DOI: 10.1093/europace/euag105.653 ISSN: 1099-5129

Modality-dependent variability in left atrial strain between echocardiography and cardiac MRI after pulsed field ablation

Y Pan, V Laskov, J Mizner, S Hassouna, J Vesela, D Herman, P Osmancik, M Hozman

Abstract

Background

Left atrial (LA) strain is central to assessing mechanical recovery after pulsed field ablation (PFA), yet the agreement between echocardiography and cardiac magnetic resonance imaging (MRI) for its quantification is unestablished.

Methods

We prospectively enrolled 27 PFA patients undergoing echocardiography and MRI at baseline and 3 months. LA reservoir, conduit, and contractile strain were quantified by speckle-tracking echocardiography and MRI feature-tracking. Paired tests compared two modalities, Spearman’s correlation assessed their association, and agreement for each strain component was evaluated by intraclass correlation coefficients (ICC) and Bland–Altman analysis.

Results

Baseline echo-derived reservoir strain was significantly higher than MRI-derived values (Mean Diff. 4.09%, p<0.001), and remained elevated at 3-month follow-up (3.63%, p=0.009). An initially moderate-to-strong correlation (r = 0.66, p<0.001) almost disappeared at follow-up (r = 0.05, p = 0.82), paralleled by a substantial decline in ICC from 0.435 (95% CI: −0.023 to 0.724) to 0.031 (95% CI: −0.256 to 0.370). Bland–Altman analysis showed a baseline bias of −4.09% (LoA −12.91% to +4.74%), widening to −15.54% to +8.28% at 3 months, with significant proportional bias at both baseline (β = −0.606, p = 0.001) and follow-up (β = −1.103, p = 0.004).

For conduit strain, MRI values were slightly higher at baseline and follow-up but don’t have significant differences (P>0.05). Correlation declined from r=0.58 (p=0.001) to r=0.31 (p=0.15), with ICC decreasing from 0.523 (95% CI: 0.195, 0.748) to 0.141 (95% CI: -0.243, 0.503). Bland–Altman biases and LoAs were 0.80% (−5.32% to +6.93%) at baseline and 1.71% (−8.13% to +11.55%) at follow-up, with significant proportional bias at both timepoints (β=0.592, p=0.004 baseline; β=1.119, p=0.001 follow-up).
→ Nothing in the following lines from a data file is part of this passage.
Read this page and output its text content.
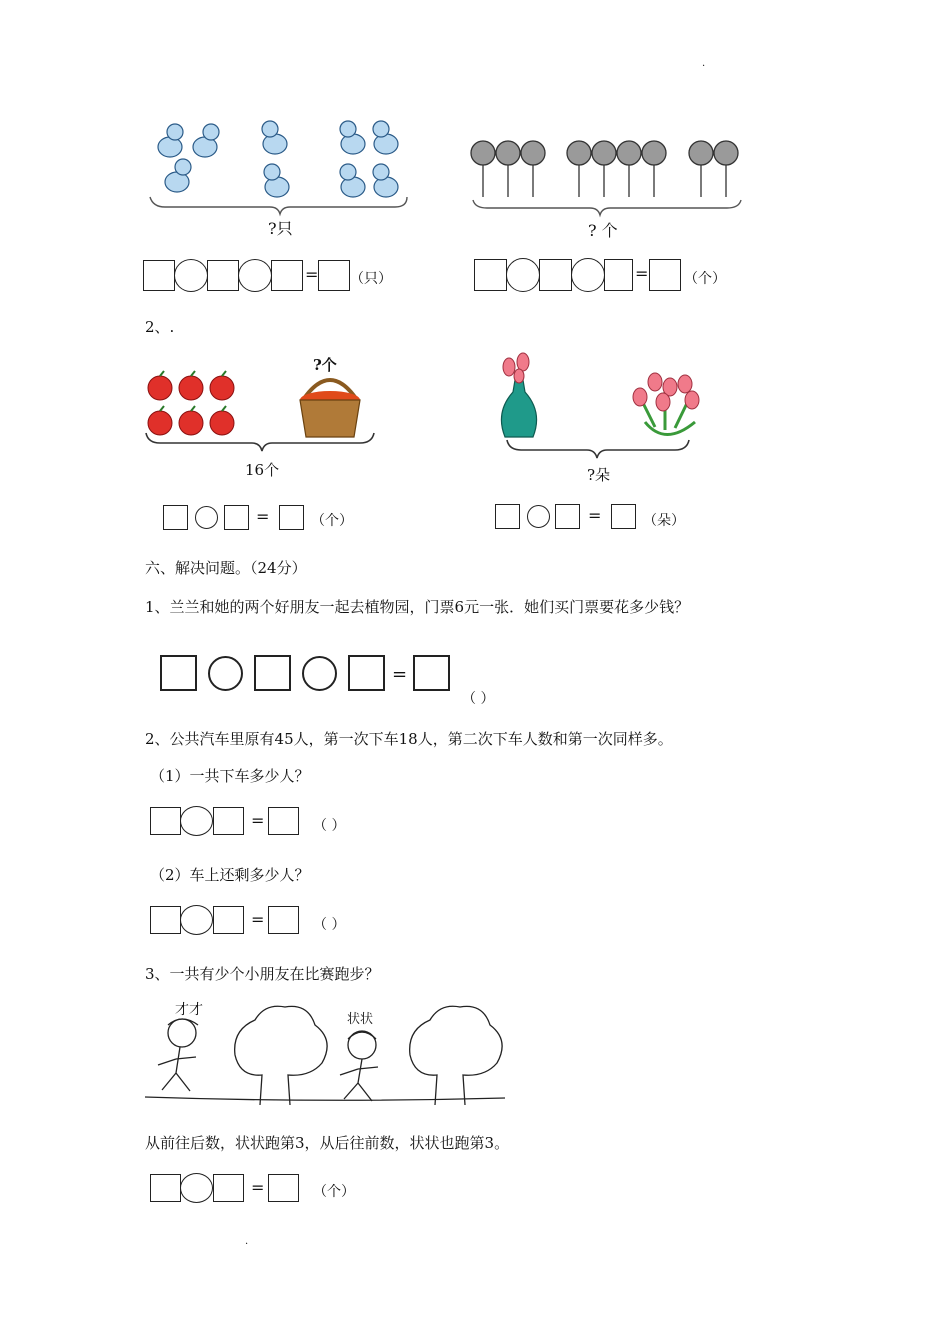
.
.
?只
= （只）
? 个
=	（个）
2、.
?个
16个
=	（个）
?朵
=	（朵）
六、解决问题。（24分）
1、兰兰和她的两个好朋友一起去植物园，门票6元一张．她们买门票要花多少钱？
=
（ ）
2、公共汽车里原有45人，第一次下车18人，第二次下车人数和第一次同样多。
（1）一共下车多少人？
=	（ ）
（2）车上还剩多少人？
=	（ ）
3、一共有少个小朋友在比赛跑步？
才才
状状
从前往后数，状状跑第3，从后往前数，状状也跑第3。
=	（个）
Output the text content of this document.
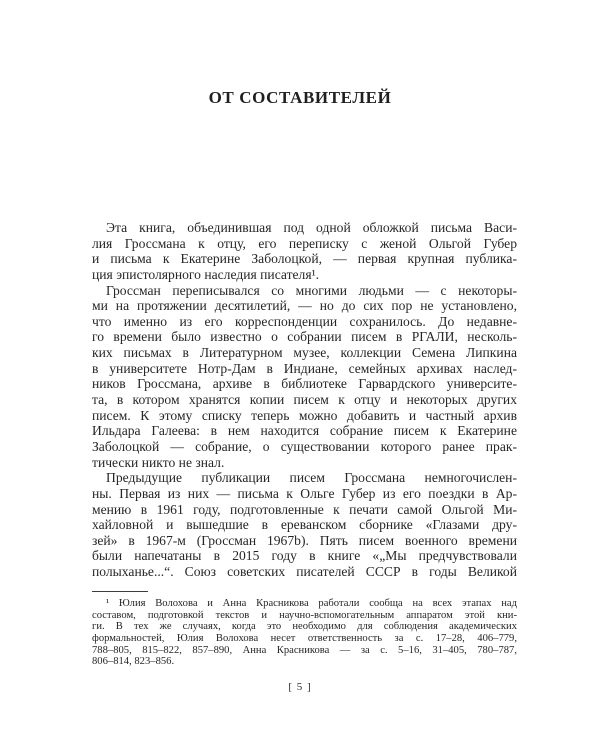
ОТ СОСТАВИТЕЛЕЙ
Эта книга, объединившая под одной обложкой письма Васи-
лия Гроссмана к отцу, его переписку с женой Ольгой Губер
и письма к Екатерине Заболоцкой, — первая крупная публика-
ция эпистолярного наследия писателя¹.
Гроссман переписывался со многими людьми — с некоторы-
ми на протяжении десятилетий, — но до сих пор не установлено,
что именно из его корреспонденции сохранилось. До недавне-
го времени было известно о собрании писем в РГАЛИ, несколь-
ких письмах в Литературном музее, коллекции Семена Липкина
в университете Нотр-Дам в Индиане, семейных архивах наслед-
ников Гроссмана, архиве в библиотеке Гарвардского университе-
та, в котором хранятся копии писем к отцу и некоторых других
писем. К этому списку теперь можно добавить и частный архив
Ильдара Галеева: в нем находится собрание писем к Екатерине
Заболоцкой — собрание, о существовании которого ранее прак-
тически никто не знал.
Предыдущие публикации писем Гроссмана немногочислен-
ны. Первая из них — письма к Ольге Губер из его поездки в Ар-
мению в 1961 году, подготовленные к печати самой Ольгой Ми-
хайловной и вышедшие в ереванском сборнике «Глазами дру-
зей» в 1967-м (Гроссман 1967b). Пять писем военного времени
были напечатаны в 2015 году в книге «„Мы предчувствовали
полыханье...“. Союз советских писателей СССР в годы Великой
¹ Юлия Волохова и Анна Красникова работали сообща на всех этапах над
составом, подготовкой текстов и научно-вспомогательным аппаратом этой кни-
ги. В тех же случаях, когда это необходимо для соблюдения академических
формальностей, Юлия Волохова несет ответственность за с. 17–28, 406–779,
788–805, 815–822, 857–890, Анна Красникова — за с. 5–16, 31–405, 780–787,
806–814, 823–856.
[ 5 ]
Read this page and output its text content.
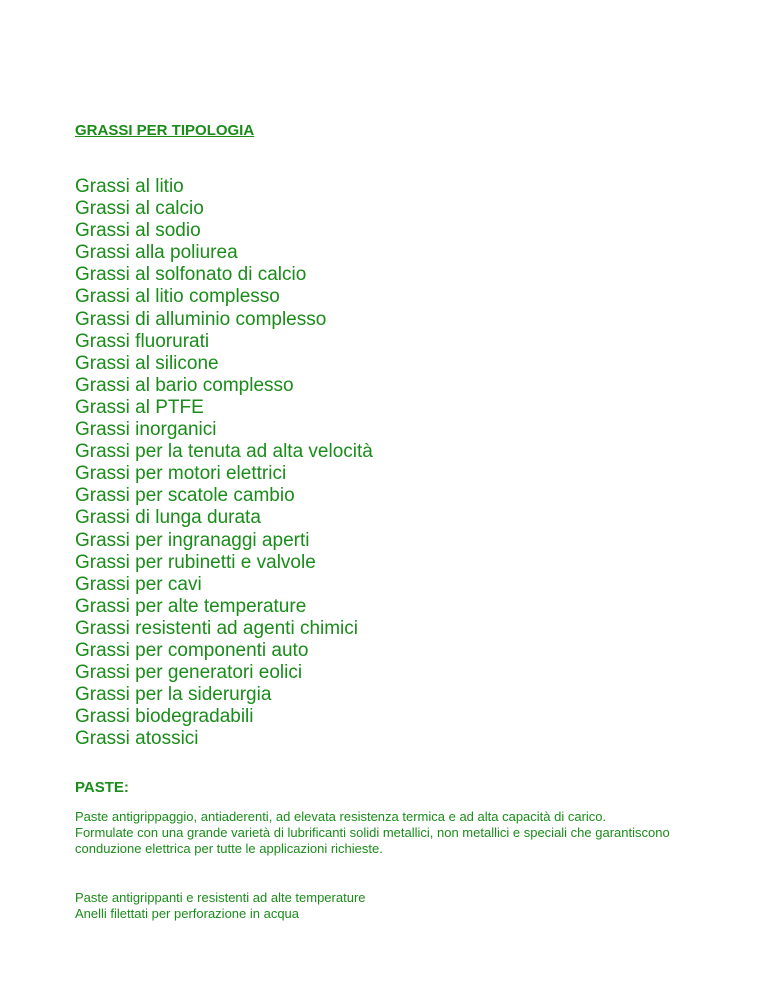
GRASSI PER TIPOLOGIA

Grassi al litio
Grassi al calcio
Grassi al sodio
Grassi alla poliurea
Grassi al solfonato di calcio
Grassi al litio complesso
Grassi di alluminio complesso
Grassi fluorurati
Grassi al silicone
Grassi al bario complesso
Grassi al PTFE
Grassi inorganici
Grassi per la tenuta ad alta velocità
Grassi per motori elettrici
Grassi per scatole cambio
Grassi di lunga durata
Grassi per ingranaggi aperti
Grassi per rubinetti e valvole
Grassi per cavi
Grassi per alte temperature
Grassi resistenti ad agenti chimici
Grassi per componenti auto
Grassi per generatori eolici
Grassi per la siderurgia
Grassi biodegradabili
Grassi atossici

PASTE:

Paste antigrippaggio, antiaderenti, ad elevata resistenza termica e ad alta capacità di carico.
Formulate con una grande varietà di lubrificanti solidi metallici, non metallici e speciali che garantiscono conduzione elettrica per tutte le applicazioni richieste.
Paste antigrippanti e resistenti ad alte temperature
Anelli filettati per perforazione in acqua
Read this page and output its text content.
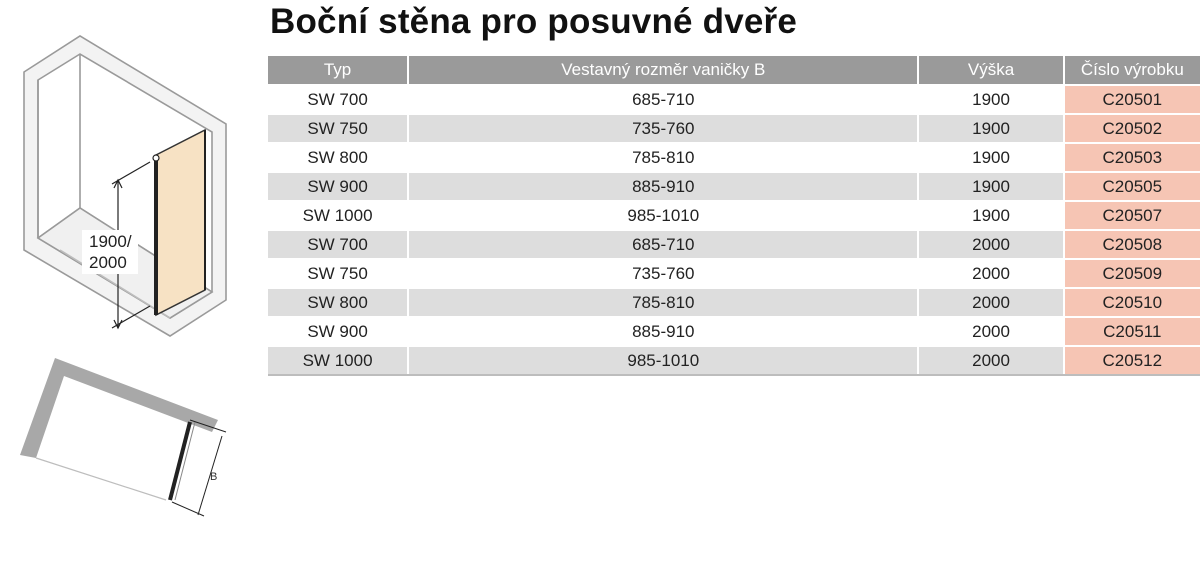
Boční stěna pro posuvné dveře
1900/
2000
B
Typ	Vestavný rozměr vaničky B	Výška	Číslo výrobku
SW 700	685-710	1900	C20501
SW 750	735-760	1900	C20502
SW 800	785-810	1900	C20503
SW 900	885-910	1900	C20505
SW 1000	985-1010	1900	C20507
SW 700	685-710	2000	C20508
SW 750	735-760	2000	C20509
SW 800	785-810	2000	C20510
SW 900	885-910	2000	C20511
SW 1000	985-1010	2000	C20512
Contractile strain measurements from MRI were consistently higher than Echo at baseline (Mean Diff. 2.91%, p<0.001) and follow-up (1.63%, p=0.004). In contrast to other components, correlation improved slightly (r=0.55 to r=0.58), with ICC rising from 0.437 (95% CI: −0.036, 0.730) to 0.478 (95% CI: 0.068, 0.745). Bland–Altman biases decreased from 2.91% (LoA −3.07% to +8.90%) to 1.63% (LoA −3.17% to +6.44%), with no proportional bias (p>0.05).

Conclusion

PFA induces modality-dependent discrepancies in left atrial strain. Reservoir and conduit strains showed loss of inter-modality correlation and widening agreement limits after ablation, whereas contractile strain demonstrated modest convergence between echocardiography and MRI. These results indicate PFA alters electromechanical coupling in ways differentially captured by each modality, while the improved consistency in contractile strain may reflect a regularization of atrial contraction. Overall, these findings challenge the assumption that imaging modalities are interchangeable in PFA outcome evaluation and highlight the need for modality-specific interpretation.